Immigration clandestine en France : de Villepin se veut plus ferme

Le ministre français de l’Intérieur, de la Sécurité intérieure et des Libertés locales, Dominique de Villepin, a rendu public, ce mercredi matin, Place Beauvau, son nouveau plan d’action sur la lutte contre l’immigration irrégulière. La ligne directrice de ce nouveau dispositif, qui sera prochainement mis en place et dont le cœur est l’installation d’un service public dédié à la lutte contre l’immigration, est la fermeté.

« Fermeté », c’est le seul mot à retenir de l’intervention de Dominique de Villepin, le ministre français de l’Intérieur, de la Sécurité intérieure et des Libertés locales, qui a présenté, ce matin, à la presse son nouveau plan d’action sur la lutte contre l’immigration irrégulière. Sur le territoire français, le nombre des immigrés clandestins varie entre 200 et 400 000 et le gouvernement a décidé de recourir à un dispositif sans précédent pour lutter efficacement contre « une source croissante de préoccupation », selon le ministre de l’Intérieur, qui alimente les réseaux criminels. Pour l’année 2005, la France prévoit d’expulser 20 000 immigrés clandestins. En mai, note Dominique de Villepin, elle semble être sur la bonne voie pour atteindre son objectif. « Pour la première fois, dira le ministre, la France se dote de tous les moyens pour lutter efficacement contre l’immigration clandestine ». Le nouveau dispositif que M. de Villepin doit présenter jeudi au Conseil des ministres prévoit de lutter contre les principales causes de la hausse du phénomène.

Ce sont, en premier lieu, le détournement des visas de court séjour et les « mariages de complaisance ». Le visa biométrique [[ Il permetta l’identification d’une personne sur la base de caractères physiologiques ou de traits comportementaux qui sont reconnaissables et vérifiables de façon automatique.
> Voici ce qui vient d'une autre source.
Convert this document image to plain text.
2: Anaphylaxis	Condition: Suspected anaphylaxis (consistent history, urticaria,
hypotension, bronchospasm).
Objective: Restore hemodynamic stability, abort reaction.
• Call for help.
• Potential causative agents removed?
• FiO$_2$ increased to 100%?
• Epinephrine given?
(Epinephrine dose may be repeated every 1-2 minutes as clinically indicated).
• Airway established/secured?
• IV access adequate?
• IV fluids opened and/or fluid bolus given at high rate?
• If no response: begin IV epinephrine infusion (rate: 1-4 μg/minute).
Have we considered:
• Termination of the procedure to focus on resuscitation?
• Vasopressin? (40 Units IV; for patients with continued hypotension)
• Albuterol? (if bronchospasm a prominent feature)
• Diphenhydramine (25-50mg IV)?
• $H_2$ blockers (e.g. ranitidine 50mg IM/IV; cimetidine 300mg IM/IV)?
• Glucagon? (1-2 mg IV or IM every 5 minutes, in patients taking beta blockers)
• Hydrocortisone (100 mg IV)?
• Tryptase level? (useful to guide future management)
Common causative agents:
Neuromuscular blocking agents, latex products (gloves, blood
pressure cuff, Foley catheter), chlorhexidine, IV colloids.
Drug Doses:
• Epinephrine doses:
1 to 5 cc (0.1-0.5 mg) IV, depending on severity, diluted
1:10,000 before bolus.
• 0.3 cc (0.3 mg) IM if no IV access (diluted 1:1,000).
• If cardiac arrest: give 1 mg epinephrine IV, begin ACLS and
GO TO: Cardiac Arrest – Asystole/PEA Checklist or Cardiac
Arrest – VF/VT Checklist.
Ce sont par exemple les empreintes digitales, celle de l’iris ou de la rétine, la main, la voix, la forme du visage, etc.]], qui est déjà en expérimentation dans certains consulats français à l’étranger, comme celui de Bamako (Mali) ou de Minsk (Russie), permettra de lutter contre la première cause. En ce qui concerne les mariages blancs, Dominique de Villepin compte donner plus de pouvoir au Parquet afin de lui permettre d’être mieux armé face à cette pratique. En outre, le ministre de l’Intérieur proposera une modification du code civil en vue de mettre fin à la transcription automatique des mariages célébrés à l’étranger. Les nouveaux époux seront ainsi soumis, séparément, à un interrogatoire pour entériner leur union. Par ailleurs, les dispositions concernant les attestations d’accueil se durcissent et une assurance maladie sera désormais exigée pour les bénéficiaires. Enfin les demandes d’asile seront traitées plus efficacement, l’objectif étant, d’ici un an, de réduire leur délai de traitement qui allait jusqu’à deux ans, à 6 mois.
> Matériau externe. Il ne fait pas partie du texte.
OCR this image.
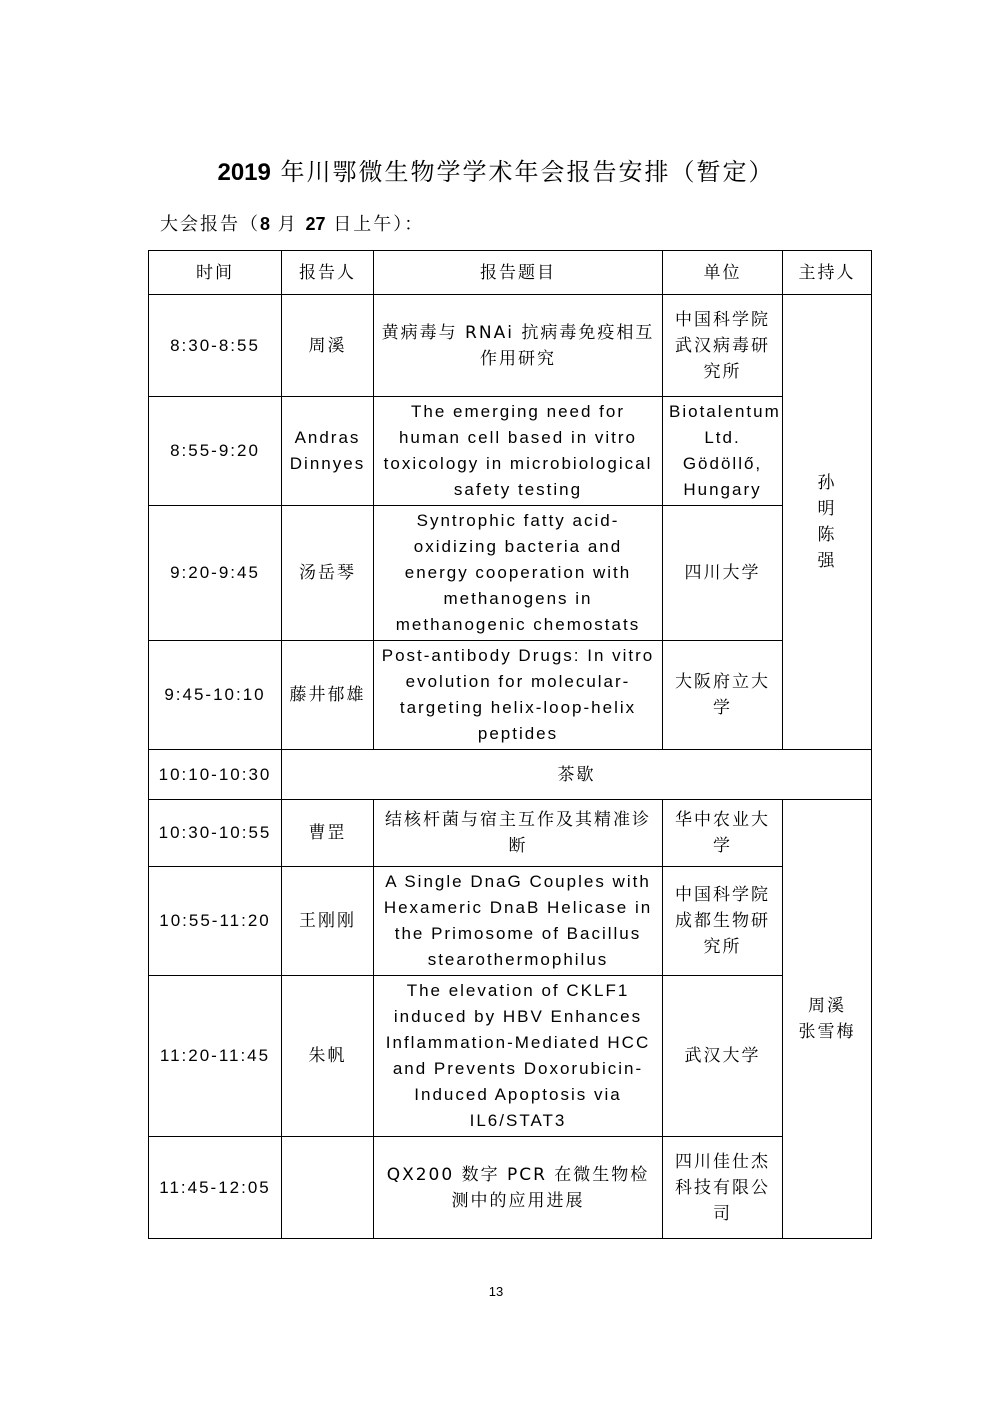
2019 年川鄂微生物学学术年会报告安排（暂定）
大会报告（8 月 27 日上午）：
时间	报告人	报告题目	单位	主持人
8:30-8:55	周溪	黄病毒与 RNAi 抗病毒免疫相互作用研究	中国科学院武汉病毒研究所	孙明 陈强
8:55-9:20	Andras Dinnyes	The emerging need for human cell based in vitro toxicology in microbiological safety testing	Biotalentum Ltd. Gödöllő, Hungary	
9:20-9:45	汤岳琴	Syntrophic fatty acid-oxidizing bacteria and energy cooperation with methanogens in methanogenic chemostats	四川大学	
9:45-10:10	藤井郁雄	Post-antibody Drugs: In vitro evolution for molecular-targeting helix-loop-helix peptides	大阪府立大学	
10:10-10:30	茶歇			
10:30-10:55	曹罡	结核杆菌与宿主互作及其精准诊断	华中农业大学	周溪 张雪梅
10:55-11:20	王刚刚	A Single DnaG Couples with Hexameric DnaB Helicase in the Primosome of Bacillus stearothermophilus	中国科学院成都生物研究所	
11:20-11:45	朱帆	The elevation of CKLF1 induced by HBV Enhances Inflammation-Mediated HCC and Prevents Doxorubicin-Induced Apoptosis via IL6/STAT3	武汉大学	
11:45-12:05		QX200 数字 PCR 在微生物检测中的应用进展	四川佳仕杰科技有限公司	
13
Un dispositif sévère pour permettre « l’intégration des étrangers »

L’objectif de ces nouvelles mesures est « d’accélérer l’intégration des populations étrangères et de remédier à l’exploitation humaine qui est faite par les filières clandestines ». Le cœur de cette nouvelle stratégie, qui s’inscrit dans un cadre européen, est l’installation d’un service public de contrôle de l’immigration afin que toutes les initiatives allant dans ce sens soient véritablement coordonnées. Ce qui n’a, semble-t-il, pas été le cas jusqu’ici selon les propos de M. de Villepin. La France compte également sur le renforcement de la coopération européenne – domaine dans lequel de nombreux progrès ont déjà été réalisés – en matière de contrôle de l’immigration. Dans cette optique, la règle de vote à la majorité qualifiée qui succèdera à celle de l’unanimité, si la Constitution européenne était adoptée, devrait œuvrer dans ce sens. A noter que, depuis un an, les sommes consacrées à l’expulsion des personnes en situation irrégulière sont passées de 35 millions à 100 millions d’euros. De plus, pour la période 2005/2006, les effectifs de la police des frontières seront renforcés de 600 000 hommes.
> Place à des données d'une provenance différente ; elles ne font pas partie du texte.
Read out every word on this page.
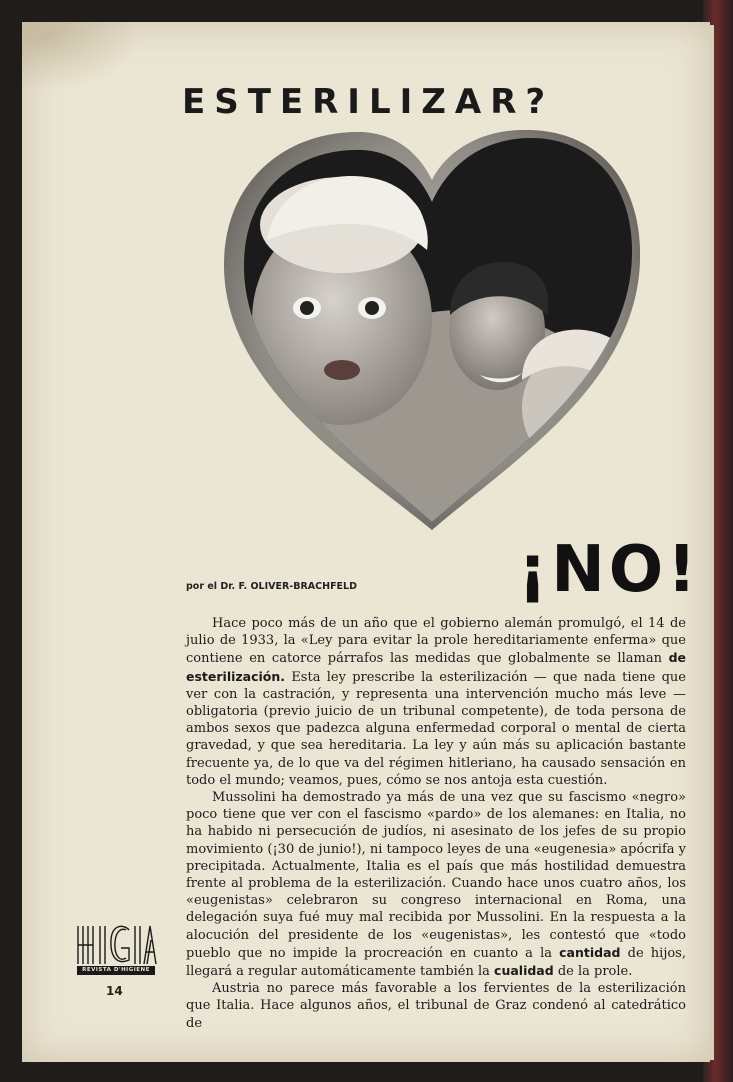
ESTERILIZAR?
por el Dr. F. OLIVER-BRACHFELD	¡NO!

Hace poco más de un año que el gobierno alemán promulgó, el 14 de julio de 1933, la «Ley para evitar la prole hereditariamente enferma» que contiene en catorce párrafos las medidas que globalmente se llaman de esterilización. Esta ley prescribe la esterilización — que nada tiene que ver con la castración, y representa una intervención mucho más leve — obligatoria (previo juicio de un tribunal competente), de toda persona de ambos sexos que padezca alguna enfermedad corporal o mental de cierta gravedad, y que sea hereditaria. La ley y aún más su aplicación bastante frecuente ya, de lo que va del régimen hitleriano, ha causado sensación en todo el mundo; veamos, pues, cómo se nos antoja esta cuestión.

Mussolini ha demostrado ya más de una vez que su fascismo «negro» poco tiene que ver con el fascismo «pardo» de los alemanes: en Italia, no ha habido ni persecución de judíos, ni asesinato de los jefes de su propio movimiento (¡30 de junio!), ni tampoco leyes de una «eugenesia» apócrifa y precipitada. Actualmente, Italia es el país que más hostilidad demuestra frente al problema de la esterilización. Cuando hace unos cuatro años, los «eugenistas» celebraron su congreso internacional en Roma, una delegación suya fué muy mal recibida por Mussolini. En la respuesta a la alocución del presidente de los «eugenistas», les contestó que «todo pueblo que no impide la procreación en cuanto a la cantidad de hijos, llegará a regular automáticamente también la cualidad de la prole.

Austria no parece más favorable a los fervientes de la esterilización que Italia. Hace algunos años, el tribunal de Graz condenó al catedrático de

REVISTA D'HIGIENE
14
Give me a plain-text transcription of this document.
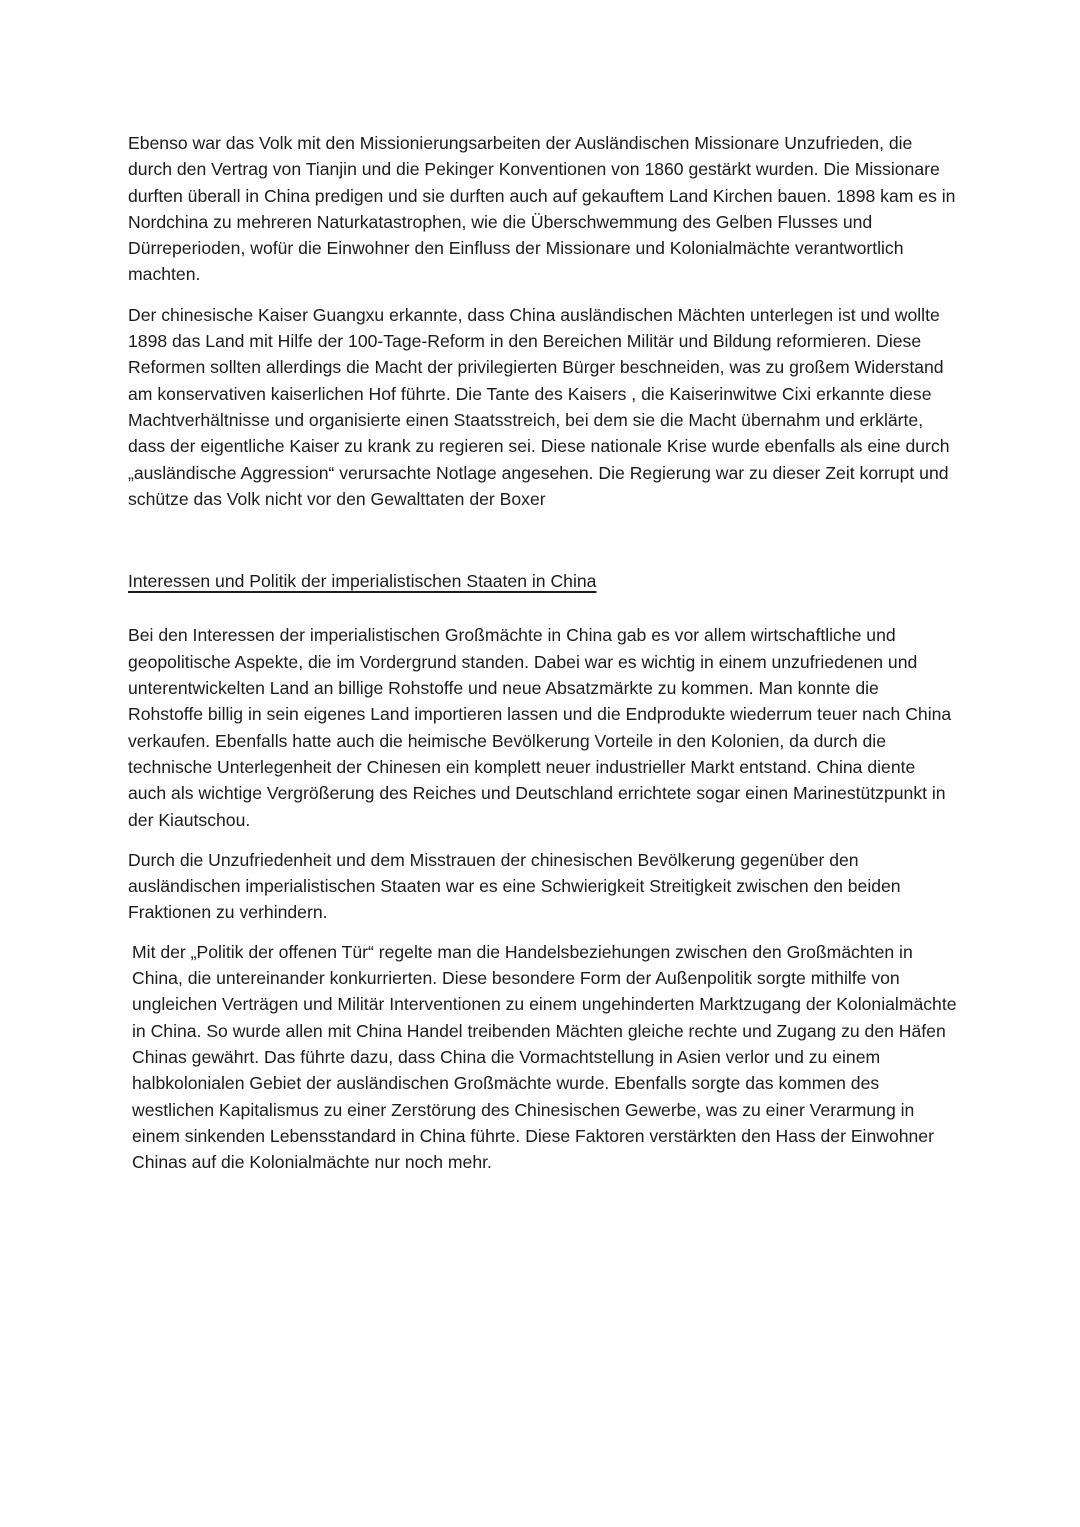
Ebenso war das Volk mit den Missionierungsarbeiten der Ausländischen Missionare Unzufrieden, die durch den Vertrag von Tianjin und die Pekinger Konventionen von 1860 gestärkt wurden. Die Missionare durften überall in China predigen und sie durften auch auf gekauftem Land Kirchen bauen. 1898 kam es in Nordchina zu mehreren Naturkatastrophen, wie die Überschwemmung des Gelben Flusses und Dürreperioden, wofür die Einwohner den Einfluss der Missionare und Kolonialmächte verantwortlich machten.

Der chinesische Kaiser Guangxu erkannte, dass China ausländischen Mächten unterlegen ist und wollte 1898 das Land mit Hilfe der 100-Tage-Reform in den Bereichen Militär und Bildung reformieren. Diese Reformen sollten allerdings die Macht der privilegierten Bürger beschneiden, was zu großem Widerstand am konservativen kaiserlichen Hof führte. Die Tante des Kaisers , die Kaiserinwitwe Cixi erkannte diese Machtverhältnisse und organisierte einen Staatsstreich, bei dem sie die Macht übernahm und erklärte, dass der eigentliche Kaiser zu krank zu regieren sei. Diese nationale Krise wurde ebenfalls als eine durch „ausländische Aggression“ verursachte Notlage angesehen. Die Regierung war zu dieser Zeit korrupt und schütze das Volk nicht vor den Gewalttaten der Boxer

Interessen und Politik der imperialistischen Staaten in China

Bei den Interessen der imperialistischen Großmächte in China gab es vor allem wirtschaftliche und geopolitische Aspekte, die im Vordergrund standen. Dabei war es wichtig in einem unzufriedenen und unterentwickelten Land an billige Rohstoffe und neue Absatzmärkte zu kommen. Man konnte die Rohstoffe billig in sein eigenes Land importieren lassen und die Endprodukte wiederrum teuer nach China verkaufen. Ebenfalls hatte auch die heimische Bevölkerung Vorteile in den Kolonien, da durch die technische Unterlegenheit der Chinesen ein komplett neuer industrieller Markt entstand. China diente auch als wichtige Vergrößerung des Reiches und Deutschland errichtete sogar einen Marinestützpunkt in der Kiautschou.

Durch die Unzufriedenheit und dem Misstrauen der chinesischen Bevölkerung gegenüber den ausländischen imperialistischen Staaten war es eine Schwierigkeit Streitigkeit zwischen den beiden Fraktionen zu verhindern.

Mit der „Politik der offenen Tür“ regelte man die Handelsbeziehungen zwischen den Großmächten in China, die untereinander konkurrierten. Diese besondere Form der Außenpolitik sorgte mithilfe von ungleichen Verträgen und Militär Interventionen zu einem ungehinderten Marktzugang der Kolonialmächte in China. So wurde allen mit China Handel treibenden Mächten gleiche rechte und Zugang zu den Häfen Chinas gewährt. Das führte dazu, dass China die Vormachtstellung in Asien verlor und zu einem halbkolonialen Gebiet der ausländischen Großmächte wurde. Ebenfalls sorgte das kommen des westlichen Kapitalismus zu einer Zerstörung des Chinesischen Gewerbe, was zu einer Verarmung in einem sinkenden Lebensstandard in China führte. Diese Faktoren verstärkten den Hass der Einwohner Chinas auf die Kolonialmächte nur noch mehr.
Les nouvelles mesures pour lutter contre l’immigration clandestine s’annoncent sévères et, comme pour arrondir les angles, le ministre français a insisté sur le fait que la France était avant tout une terre d’accueil. Deux-cent-dix sept milles titres de séjour sont distribués chaque année, soit une hausse de 20 % par rapport à il y a 6 ans. Une augmentation que l’ont doit principalement à des raisons matrimoniales. Les titres de séjour délivrés dans ce cadre sont passés de 18 000 à 53 000 en 5 ans. Par ailleurs, la France est le troisième pays, après les Etats-Unis et la Grande-Bretagne, à ouvrir ses frontières aux étudiants. Entre 1995 et 2003, ils sont passés de 42 000 à 55 000. Le troisième responsable de cette situation serait la souplesse de la France quant au droit d’asile. Elle en reçoit chaque année 50 000 demandes. Cependant, M. de Villepin qui a réaffirmé son intention de travailler de concert avec les pays d’origine, à travers notamment les aides personnalisées au retour, s’est montré catégorique quant aux régularisations massives. Il n’y en aura pas, comme cela a été le cas récemment en Espagne ou dans l’Hexagone en 1981 et en 1997. Motif : « cela a créé un appel d’air ». De nouveaux immigrés, en situation irrégulière, sont venus remplacer les anciens. « Les dossiers seront traités au cas par cas dans le respect de l’Etat de droit et avec humanité », a ensuite précisé, le ministre de l’Intérieur. A la fin de l’année 2003, sur près de 3,5 millions d’immigrés en situation régulière que comptait la France (hors départements d’Outremer), plus de 1,5 million étaient originaires du continent africain.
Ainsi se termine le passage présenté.